Sigrid played the metallic drums, until in a presentation she dared in front of the microphone. Convinced that her site was in the songs, there began to develop the concern to compose their own songs. Step by step, collaborating with different groups, he joined the Cuban Rap Agency and began his solo career with the release of the album Walk it (2013).
With this second installment Sigrid proposes an intimate musical universe, with all the good and bad that comes with the audacity to try it. He departs a bit from his first album and offers a phonogram with less surprises in terms of rhythms and with a predominance of paternal afro jazz patterns, although he also presents a mixture of soul, pop ballad, funk, R & B and Latin jazz with contemporary arrangements.
Stands out in Confluences the rhythmic base on which they dialogue in different keys but with related emotions, the sound of the instruments that build a musical universe full of inflections. On this occasion, Sigrid has not been able to avoid the temptation to be flanked by some of the best instrumentalists of the circuit: Ernán Cortés on drums, Omar González on bass, Irán Farias on percussion, José Portillo on piano and Víctor Benítez on guitar sax and production.
the Intro which gives rise to the album is quite a cover letter with its own stamp. It promises the entrance of a good jazz record. You feel motivated to continue listening to the balanced and enjoyable download from start to finish.
However, the great disadvantage is that, after passing this starting point, the album leaves the listener with a bittersweet feeling.
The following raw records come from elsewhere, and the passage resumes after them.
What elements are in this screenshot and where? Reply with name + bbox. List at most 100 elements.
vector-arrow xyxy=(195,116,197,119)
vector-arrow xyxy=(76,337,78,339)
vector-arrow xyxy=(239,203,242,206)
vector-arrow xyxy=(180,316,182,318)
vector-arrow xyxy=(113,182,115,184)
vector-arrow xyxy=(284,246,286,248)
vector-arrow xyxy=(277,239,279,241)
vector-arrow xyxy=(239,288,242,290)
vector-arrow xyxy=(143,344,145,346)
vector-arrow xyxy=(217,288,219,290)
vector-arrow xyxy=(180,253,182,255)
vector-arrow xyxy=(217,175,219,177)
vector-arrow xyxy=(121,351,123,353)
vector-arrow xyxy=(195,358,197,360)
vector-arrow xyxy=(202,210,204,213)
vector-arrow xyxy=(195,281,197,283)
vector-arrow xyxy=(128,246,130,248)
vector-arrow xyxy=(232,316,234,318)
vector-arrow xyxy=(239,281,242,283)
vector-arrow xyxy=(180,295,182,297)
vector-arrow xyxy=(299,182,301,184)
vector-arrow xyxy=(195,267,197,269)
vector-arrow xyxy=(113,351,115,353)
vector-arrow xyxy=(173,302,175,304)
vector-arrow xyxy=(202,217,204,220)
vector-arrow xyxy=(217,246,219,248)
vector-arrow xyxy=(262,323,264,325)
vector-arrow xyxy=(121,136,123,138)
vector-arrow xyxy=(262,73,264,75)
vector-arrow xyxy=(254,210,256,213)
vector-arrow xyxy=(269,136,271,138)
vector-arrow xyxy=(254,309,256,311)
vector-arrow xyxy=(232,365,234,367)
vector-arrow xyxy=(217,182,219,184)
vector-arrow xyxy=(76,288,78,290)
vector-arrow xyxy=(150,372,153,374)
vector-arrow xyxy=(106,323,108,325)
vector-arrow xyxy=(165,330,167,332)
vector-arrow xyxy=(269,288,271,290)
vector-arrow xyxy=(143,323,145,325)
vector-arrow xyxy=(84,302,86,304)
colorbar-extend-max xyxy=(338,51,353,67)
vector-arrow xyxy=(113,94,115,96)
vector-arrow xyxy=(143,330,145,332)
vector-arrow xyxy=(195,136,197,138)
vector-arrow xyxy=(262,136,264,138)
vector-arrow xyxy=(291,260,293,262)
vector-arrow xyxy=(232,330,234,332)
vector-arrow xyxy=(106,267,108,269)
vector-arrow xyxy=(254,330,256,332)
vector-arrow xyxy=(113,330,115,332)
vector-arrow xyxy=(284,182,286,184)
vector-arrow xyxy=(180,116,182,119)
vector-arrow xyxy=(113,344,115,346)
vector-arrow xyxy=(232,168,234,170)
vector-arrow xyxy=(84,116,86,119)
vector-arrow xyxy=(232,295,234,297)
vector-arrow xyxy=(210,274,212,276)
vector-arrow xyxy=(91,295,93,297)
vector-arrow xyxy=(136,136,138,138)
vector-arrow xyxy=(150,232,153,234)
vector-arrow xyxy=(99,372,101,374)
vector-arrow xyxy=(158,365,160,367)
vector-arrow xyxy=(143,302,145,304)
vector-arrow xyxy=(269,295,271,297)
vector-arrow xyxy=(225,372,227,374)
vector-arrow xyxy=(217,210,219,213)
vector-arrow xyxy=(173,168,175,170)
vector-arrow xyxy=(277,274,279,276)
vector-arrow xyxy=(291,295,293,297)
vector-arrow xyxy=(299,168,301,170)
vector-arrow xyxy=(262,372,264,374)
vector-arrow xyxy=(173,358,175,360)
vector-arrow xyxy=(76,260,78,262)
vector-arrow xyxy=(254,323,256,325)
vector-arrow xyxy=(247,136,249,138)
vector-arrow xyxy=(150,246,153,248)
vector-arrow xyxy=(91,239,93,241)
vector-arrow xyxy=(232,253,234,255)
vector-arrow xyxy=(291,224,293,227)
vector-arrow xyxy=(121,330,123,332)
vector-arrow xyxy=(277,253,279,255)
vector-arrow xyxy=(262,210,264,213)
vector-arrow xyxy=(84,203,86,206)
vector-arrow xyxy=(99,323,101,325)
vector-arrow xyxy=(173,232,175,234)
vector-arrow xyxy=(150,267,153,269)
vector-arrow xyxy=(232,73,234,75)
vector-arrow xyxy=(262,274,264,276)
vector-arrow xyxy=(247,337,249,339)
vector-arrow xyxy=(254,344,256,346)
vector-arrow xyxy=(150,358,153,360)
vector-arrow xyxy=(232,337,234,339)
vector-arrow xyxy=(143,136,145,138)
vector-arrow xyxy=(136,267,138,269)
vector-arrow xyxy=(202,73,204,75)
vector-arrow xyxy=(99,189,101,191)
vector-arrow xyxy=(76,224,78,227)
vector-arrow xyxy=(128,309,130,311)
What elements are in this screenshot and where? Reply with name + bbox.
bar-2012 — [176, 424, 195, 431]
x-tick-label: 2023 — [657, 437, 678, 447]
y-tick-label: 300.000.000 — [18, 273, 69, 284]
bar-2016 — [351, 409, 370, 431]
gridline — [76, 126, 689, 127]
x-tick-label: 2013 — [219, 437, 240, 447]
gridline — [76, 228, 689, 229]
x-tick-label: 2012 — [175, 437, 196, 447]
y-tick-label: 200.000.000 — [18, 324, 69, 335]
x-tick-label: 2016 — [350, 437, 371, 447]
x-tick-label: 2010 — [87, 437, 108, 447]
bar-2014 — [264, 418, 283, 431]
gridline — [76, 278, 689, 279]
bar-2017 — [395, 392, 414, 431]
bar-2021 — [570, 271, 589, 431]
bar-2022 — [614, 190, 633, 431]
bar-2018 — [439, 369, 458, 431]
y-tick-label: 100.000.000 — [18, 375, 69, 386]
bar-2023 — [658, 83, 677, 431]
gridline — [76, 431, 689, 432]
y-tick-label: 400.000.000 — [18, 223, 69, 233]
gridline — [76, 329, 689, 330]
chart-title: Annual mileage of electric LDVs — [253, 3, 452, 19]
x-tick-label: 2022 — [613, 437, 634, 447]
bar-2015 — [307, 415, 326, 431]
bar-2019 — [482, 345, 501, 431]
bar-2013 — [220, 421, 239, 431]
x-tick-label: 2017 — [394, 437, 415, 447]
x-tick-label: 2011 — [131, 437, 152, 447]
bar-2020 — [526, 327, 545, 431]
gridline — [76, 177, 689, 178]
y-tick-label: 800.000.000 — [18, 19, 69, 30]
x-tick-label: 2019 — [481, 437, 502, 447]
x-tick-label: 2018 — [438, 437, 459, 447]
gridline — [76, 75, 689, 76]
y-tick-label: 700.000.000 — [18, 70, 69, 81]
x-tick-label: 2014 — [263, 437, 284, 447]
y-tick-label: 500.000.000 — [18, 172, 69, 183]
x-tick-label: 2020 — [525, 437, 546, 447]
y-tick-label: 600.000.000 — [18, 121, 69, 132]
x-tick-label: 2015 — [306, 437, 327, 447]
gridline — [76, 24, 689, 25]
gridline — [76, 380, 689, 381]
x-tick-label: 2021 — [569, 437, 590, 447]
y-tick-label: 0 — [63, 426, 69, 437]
The voice of Sigrid too sweet, turns sometimes monochromatic, without nuances; fortunately there are exceptions like Trajectory, with a marked influence of bossa nova in jazz discourse; the pop ballad Silence; Y Not so rough or so cold, intimate detail inside the disc that closes the cycle initiated by Intro.
The fusion with which the vocalist tries to reorient its sound, seldom flows coherently and ends up being a kind of patching of rhythms united almost at random. As a more symptomatic example, Nothing with everything, a theme that starts high with a good download of jazz, to pass without preamble to an unexpected rap that as it arrives is going, giving march to a montuno with three included. Although it may have been the highlight of the record, the crossover stylistic remains divided into chapters and the song divided into syllables.
In Confluences only two versions appear. One of them is the theme Overjoyed, by Stevie Wonder, played by a Sigrid that is as dazzling as it is exasperating at times, with a misty diction that is lost among the arrangements and does not accompany the tempo of jazz on the track. The other side of the coin is You will stay, by Alberto Barreto, where the artist shows all her audacity by successfully adapting to the contemporary mode the song monster popularized by Benny Moré.
Unlike its first delivery, with Confluences The artist does not seek so much to create social awareness with her lyrics, but rather to give rise to the intimate atmosphere of the jazz club. But, although getting out of the way is always daring and enriching, its proposal in principle attractive does not make jump the sparkle. This new amalgam of expressive nuances and instrumental accompaniments first, does not serve much when you attend with lyrics that say little. With its ups and downs, Confluences returns the artist to the Cuban musical scene, while representing another step in a trajectory that is worth taking into account.